Following the wider use of court budgets and the surrounding case law after Jackson, the Guidance seeks to ensure that an expert is aware of any such budgets by:
- Explaining in their appointment that fees and expenses might be limited as part of any order for budgeted costs; and
- Stating in their instructions whether a budget has been allocated for their fees.

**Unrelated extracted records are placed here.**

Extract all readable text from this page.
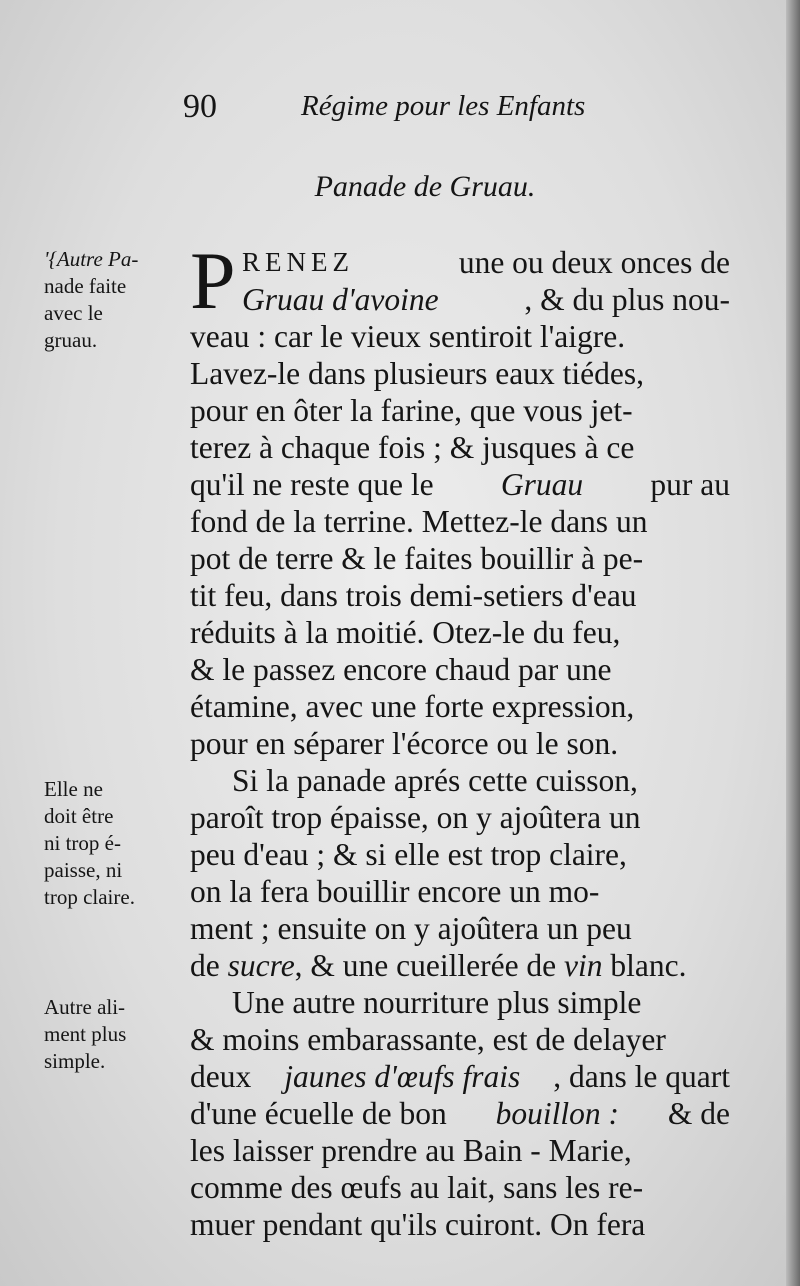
90	Régime pour les Enfants
Panade de Gruau.
'{Autre Pa-
nade faite
avec le
gruau.
Elle ne
doit être
ni trop é-
paisse, ni
trop claire.
Autre ali-
ment plus
simple.
P RENEZ	une ou deux onces de
Gruau d'avoine	, & du plus nou-
veau : car le vieux sentiroit l'aigre.
Lavez-le dans plusieurs eaux tiédes,
pour en ôter la farine, que vous jet-
terez à chaque fois ; & jusques à ce
qu'il ne reste que le Gruau pur au
fond de la terrine. Mettez-le dans un
pot de terre & le faites bouillir à pe-
tit feu, dans trois demi-setiers d'eau
réduits à la moitié. Otez-le du feu,
& le passez encore chaud par une
étamine, avec une forte expression,
pour en séparer l'écorce ou le son.
Si la panade aprés cette cuisson,
paroît trop épaisse, on y ajoûtera un
peu d'eau ; & si elle est trop claire,
on la fera bouillir encore un mo-
ment ; ensuite on y ajoûtera un peu
de sucre, & une cueillerée de vin blanc.
Une autre nourriture plus simple
& moins embarassante, est de delayer
deux jaunes d'œufs frais , dans le quart
d'une écuelle de bon bouillon : & de
les laisser prendre au Bain - Marie,
comme des œufs au lait, sans les re-
muer pendant qu'ils cuiront. On fera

3. Concurrent Expert Evidence
The Guidance reminds the reader of the court’s power to order experts of similar disciplines to give their evidence concurrently in a practice known colloquially as “hot-tubbing”, as provided in CPR PD 35. While this procedure is not yet commonplace (at least in domestic court proceedings), it is a reminder to experts to be aware of this practice, and prompts instructing solicitors to bear this in mind when choosing an expert.
4. Relief from Sanctions
In a nod to Mitchell, the concluding section of the Guidance reiterates that sanctions might arise following a failure to comply with the CPR and associated Orders. To ensure that experts are aware of the severity of the new regime, the Guidance explains that court has power to impose cost penalties, rule that an expert’s report and/or oral evidence is inadmissible, or impose criminal sanctions arising from contempt of court or perjury.
While the new Guidance is by no means ground breaking, once in force it should ensure that parties are informed of the impact of recent changes to civil procedure in the hope of avoiding any costly surprises.